The plans call for the annual trapping, snaring, hounding and killing of hundreds of mountain lions and black bears in the name of research intended to help with the recovery of the mule deer population in those areas.
Critics argue that the predator management plans are not based on sound science, the killing of mountain lions and bears is unwarranted and would have negligible impact on mule deer numbers (see BW’s “Off target,” Feb. 9, “Update,” Feb. 23, and “CPW and the oil and gas industry can’t have it both ways,” March 16).
According to Bethany Cotton, Wildlife Program Director for WildEarth Guardians, the motion for a temporary restraining order and preliminary injunction are necessary because CPW has indicated its intent to move forward with the killing plans despite WildEarth Guardians’ lawsuit. “Many animals could be killed before the judge rules on the case,” Cotton says, adding, “Our hope is the judge will enjoin CPW from setting traps and the like while the merits of the lawsuit are considered.” The plans would begin May 1, and an increase in the killing of mountain lions in the Upper Arkansas River area via increased hunting quotas began in Dec. 2016. CPW was unclear as to whether or not they’d contract Wildlife Services to fill their kill quota should hunters be unsuccessful.
CPW declined to comment on the ongoing litigation.
WildEarth Guardians staff attorney Stuart Wilcox, along with attorneys Randall Weiner and Annmarie Cording are challenging both plans as well as the PWC’s process for their approval, arguing they violate the Colorado Constitution, as well as the Colorado Administrative Procedure Act. They claim, “because the planned trapping and snaring plans are lethal and are not bona fide scientific research projects,” they do not qualify for exemption from the trapping ban passed into law in 1996. According to the Ballot Proposal Analysis from that year, Amendment 14 provided an exemption for the use of certain non-lethal snares, traps or nets to take wildlife for purposes of scientific research. The lawsuit argues CPW’s plans are lethal, which CPW explicitly states is their goal.

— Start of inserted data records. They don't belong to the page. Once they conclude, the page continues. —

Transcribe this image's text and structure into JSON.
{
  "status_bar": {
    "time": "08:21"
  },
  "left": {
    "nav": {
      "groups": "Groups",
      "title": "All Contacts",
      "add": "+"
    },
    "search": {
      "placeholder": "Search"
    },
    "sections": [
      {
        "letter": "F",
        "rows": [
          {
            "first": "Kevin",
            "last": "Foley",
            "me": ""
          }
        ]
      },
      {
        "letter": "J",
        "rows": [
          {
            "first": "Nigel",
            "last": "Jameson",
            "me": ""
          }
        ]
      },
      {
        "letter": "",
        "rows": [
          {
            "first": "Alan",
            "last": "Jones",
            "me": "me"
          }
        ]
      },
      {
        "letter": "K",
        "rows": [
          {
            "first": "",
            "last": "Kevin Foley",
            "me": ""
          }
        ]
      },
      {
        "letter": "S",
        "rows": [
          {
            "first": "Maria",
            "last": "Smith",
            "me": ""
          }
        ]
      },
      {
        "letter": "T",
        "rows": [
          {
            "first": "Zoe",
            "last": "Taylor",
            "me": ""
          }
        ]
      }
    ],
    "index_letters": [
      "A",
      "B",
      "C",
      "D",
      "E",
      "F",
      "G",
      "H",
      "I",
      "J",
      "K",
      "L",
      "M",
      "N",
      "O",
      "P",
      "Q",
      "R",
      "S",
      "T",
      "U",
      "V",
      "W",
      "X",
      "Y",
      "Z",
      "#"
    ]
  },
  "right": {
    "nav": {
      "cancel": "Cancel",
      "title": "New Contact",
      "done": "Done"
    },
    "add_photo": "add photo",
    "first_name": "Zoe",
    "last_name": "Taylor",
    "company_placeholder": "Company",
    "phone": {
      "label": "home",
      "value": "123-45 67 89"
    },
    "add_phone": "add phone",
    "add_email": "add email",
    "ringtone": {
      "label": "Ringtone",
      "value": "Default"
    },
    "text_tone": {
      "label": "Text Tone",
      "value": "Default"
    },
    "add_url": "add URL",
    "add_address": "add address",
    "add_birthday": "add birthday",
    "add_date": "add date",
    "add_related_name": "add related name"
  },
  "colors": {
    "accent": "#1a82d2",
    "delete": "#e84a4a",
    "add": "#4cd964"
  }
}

Cording, Weiner and Wilcox argue that the Parks and Wildlife Commission did not make the “statutorily required determination that must precede such takings,” or killings, because they don’t assure maintenance of adequate predator populations and don’t preserve the proper ecological balance of the environment. In addition to this procedural violation, the motion argues, CPW, PWC and DNR could not make a determination that there are adequate populations of mountain lions and black bears because they failed to obtain current site-specific mountain lion and bear population estimates.
CPW has explicitly admitted to this fact.

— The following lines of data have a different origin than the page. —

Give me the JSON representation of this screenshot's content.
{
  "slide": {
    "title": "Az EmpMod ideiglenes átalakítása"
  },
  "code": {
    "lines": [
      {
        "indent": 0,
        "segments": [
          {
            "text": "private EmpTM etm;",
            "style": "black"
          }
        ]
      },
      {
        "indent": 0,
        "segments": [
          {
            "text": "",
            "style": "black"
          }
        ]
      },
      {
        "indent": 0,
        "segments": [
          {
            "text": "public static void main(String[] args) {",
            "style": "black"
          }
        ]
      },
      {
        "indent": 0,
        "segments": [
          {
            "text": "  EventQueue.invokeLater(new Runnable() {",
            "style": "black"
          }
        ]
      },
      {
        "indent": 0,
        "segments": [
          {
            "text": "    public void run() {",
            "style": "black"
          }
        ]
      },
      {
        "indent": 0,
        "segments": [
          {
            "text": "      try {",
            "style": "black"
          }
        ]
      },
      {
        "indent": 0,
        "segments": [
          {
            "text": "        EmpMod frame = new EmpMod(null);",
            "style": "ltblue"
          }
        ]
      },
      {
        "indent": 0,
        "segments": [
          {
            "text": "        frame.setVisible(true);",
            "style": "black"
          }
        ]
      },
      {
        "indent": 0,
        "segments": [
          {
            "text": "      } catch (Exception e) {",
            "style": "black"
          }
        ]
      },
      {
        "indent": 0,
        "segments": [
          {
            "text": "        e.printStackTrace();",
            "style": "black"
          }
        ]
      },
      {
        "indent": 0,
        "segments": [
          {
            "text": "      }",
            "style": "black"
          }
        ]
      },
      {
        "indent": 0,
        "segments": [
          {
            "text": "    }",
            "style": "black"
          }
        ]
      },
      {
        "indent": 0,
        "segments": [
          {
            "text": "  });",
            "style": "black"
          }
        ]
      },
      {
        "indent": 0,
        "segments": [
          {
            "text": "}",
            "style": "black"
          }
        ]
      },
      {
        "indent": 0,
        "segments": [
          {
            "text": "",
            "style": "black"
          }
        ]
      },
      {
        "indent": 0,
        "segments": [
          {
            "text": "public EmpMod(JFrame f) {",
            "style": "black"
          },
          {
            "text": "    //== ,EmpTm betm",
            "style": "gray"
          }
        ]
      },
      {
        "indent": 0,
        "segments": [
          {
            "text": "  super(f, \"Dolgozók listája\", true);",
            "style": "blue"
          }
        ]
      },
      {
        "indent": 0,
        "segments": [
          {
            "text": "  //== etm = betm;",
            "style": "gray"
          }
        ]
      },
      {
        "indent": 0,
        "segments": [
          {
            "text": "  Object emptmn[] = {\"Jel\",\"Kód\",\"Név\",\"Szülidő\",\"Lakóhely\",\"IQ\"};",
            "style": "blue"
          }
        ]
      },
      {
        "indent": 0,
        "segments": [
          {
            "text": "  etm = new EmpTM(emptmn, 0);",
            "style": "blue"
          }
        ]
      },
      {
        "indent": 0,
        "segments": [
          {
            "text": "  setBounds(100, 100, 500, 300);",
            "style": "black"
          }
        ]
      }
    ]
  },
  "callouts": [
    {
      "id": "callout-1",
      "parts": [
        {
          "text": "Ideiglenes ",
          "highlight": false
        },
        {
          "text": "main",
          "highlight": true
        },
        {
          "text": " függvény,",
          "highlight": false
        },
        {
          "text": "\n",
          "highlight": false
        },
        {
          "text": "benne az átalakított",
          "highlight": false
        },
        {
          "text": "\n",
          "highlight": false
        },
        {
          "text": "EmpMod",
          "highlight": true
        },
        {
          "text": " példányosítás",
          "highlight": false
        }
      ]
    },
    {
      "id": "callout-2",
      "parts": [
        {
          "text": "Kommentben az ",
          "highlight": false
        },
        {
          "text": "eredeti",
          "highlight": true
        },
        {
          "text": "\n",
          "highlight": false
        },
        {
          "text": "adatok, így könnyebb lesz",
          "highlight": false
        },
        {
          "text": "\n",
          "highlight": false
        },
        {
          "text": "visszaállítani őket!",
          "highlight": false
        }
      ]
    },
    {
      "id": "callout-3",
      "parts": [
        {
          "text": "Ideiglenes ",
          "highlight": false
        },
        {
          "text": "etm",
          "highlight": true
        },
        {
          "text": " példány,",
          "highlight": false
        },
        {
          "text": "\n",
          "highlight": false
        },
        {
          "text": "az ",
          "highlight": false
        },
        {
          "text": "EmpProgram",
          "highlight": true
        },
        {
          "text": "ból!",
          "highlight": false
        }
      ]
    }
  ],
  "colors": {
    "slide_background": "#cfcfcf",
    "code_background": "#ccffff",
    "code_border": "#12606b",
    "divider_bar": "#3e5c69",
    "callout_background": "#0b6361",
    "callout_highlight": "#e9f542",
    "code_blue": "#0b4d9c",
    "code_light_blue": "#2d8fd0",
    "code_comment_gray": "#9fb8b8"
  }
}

In an interview with BW on Jan. 11, Chuck Anderson, CPW mammals research section leader, said, “the question of how many bears there are before we start and after we start is not the primary question.”

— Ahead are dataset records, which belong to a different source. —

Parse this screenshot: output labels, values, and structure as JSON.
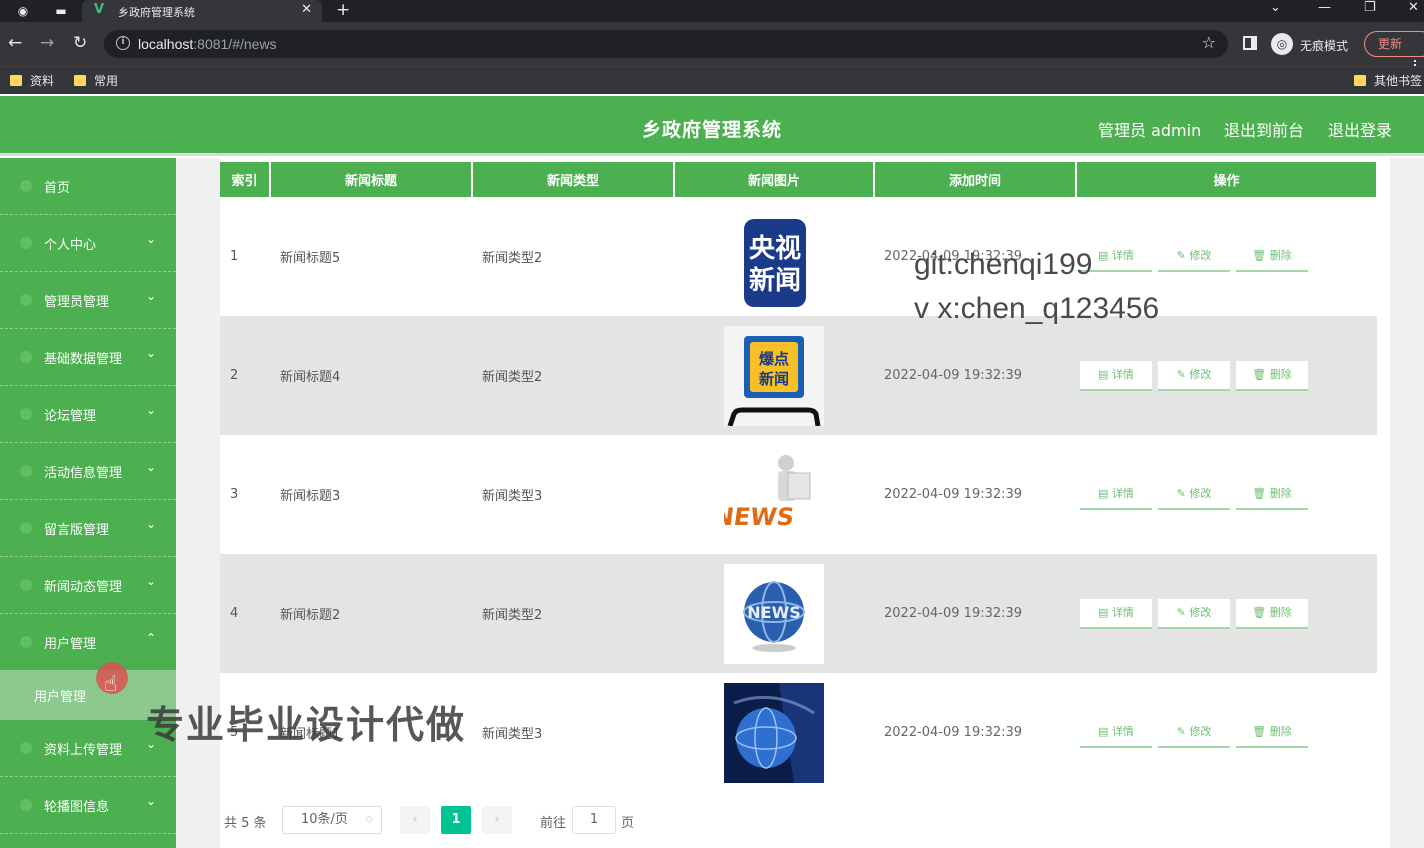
{
  "browser": {
    "tab_title": "乡政府管理系统",
    "tab_favicon": "V",
    "url_host": "localhost",
    "url_rest": ":8081/#/news",
    "incognito_label": "无痕模式",
    "update_label": "更新",
    "bookmarks": [
      "资料",
      "常用"
    ],
    "other_bookmarks": "其他书签"
  },
  "header": {
    "title": "乡政府管理系统",
    "user": "管理员 admin",
    "front": "退出到前台",
    "logout": "退出登录"
  },
  "sidebar": {
    "items": [
      {
        "label": "首页",
        "arrow": ""
      },
      {
        "label": "个人中心",
        "arrow": "⌄"
      },
      {
        "label": "管理员管理",
        "arrow": "⌄"
      },
      {
        "label": "基础数据管理",
        "arrow": "⌄"
      },
      {
        "label": "论坛管理",
        "arrow": "⌄"
      },
      {
        "label": "活动信息管理",
        "arrow": "⌄"
      },
      {
        "label": "留言版管理",
        "arrow": "⌄"
      },
      {
        "label": "新闻动态管理",
        "arrow": "⌄"
      },
      {
        "label": "用户管理",
        "arrow": "⌃"
      },
      {
        "label": "资料上传管理",
        "arrow": "⌄"
      },
      {
        "label": "轮播图信息",
        "arrow": "⌄"
      }
    ],
    "submenu_label": "用户管理"
  },
  "table": {
    "headers": [
      "索引",
      "新闻标题",
      "新闻类型",
      "新闻图片",
      "添加时间",
      "操作"
    ],
    "rows": [
      {
        "index": "1",
        "title": "新闻标题5",
        "type": "新闻类型2",
        "time": "2022-04-09 19:32:39",
        "image": "cctv-news-logo"
      },
      {
        "index": "2",
        "title": "新闻标题4",
        "type": "新闻类型2",
        "time": "2022-04-09 19:32:39",
        "image": "hot-news-phone"
      },
      {
        "index": "3",
        "title": "新闻标题3",
        "type": "新闻类型3",
        "time": "2022-04-09 19:32:39",
        "image": "news-3d-figure"
      },
      {
        "index": "4",
        "title": "新闻标题2",
        "type": "新闻类型2",
        "time": "2022-04-09 19:32:39",
        "image": "news-globe"
      },
      {
        "index": "5",
        "title": "新闻标题1",
        "type": "新闻类型3",
        "time": "2022-04-09 19:32:39",
        "image": "blue-globe"
      }
    ],
    "actions": {
      "detail": "详情",
      "edit": "修改",
      "delete": "删除"
    }
  },
  "pagination": {
    "total": "共 5 条",
    "page_size": "10条/页",
    "current_page": "1",
    "goto_label": "前往",
    "goto_value": "1",
    "goto_unit": "页"
  },
  "watermarks": {
    "git": "git:chenqi199",
    "vx": "v x:chen_q123456",
    "ad": "专业毕业设计代做"
  },
  "colors": {
    "primary_green": "#4caf50",
    "active_page": "#00c292",
    "row_alt": "#e4e4e4"
  }
}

And on Feb. 16, during a panel discussion hosted by the Colorado Legislative Animal Welfare Caucus, Anderson responded to Rep. Steve Lebsock’s (D-Northglenn) remark regarding the lack of baseline predator population data by saying, “Yeah, I think that’s a good point. It would be ideal to have carnivore population data associated with it,” continuing, “On the bear side, we don’t know.”
For now, the ball is in the courts where according to Cotton, “the judge will either rule on the briefs or hold a hearing.”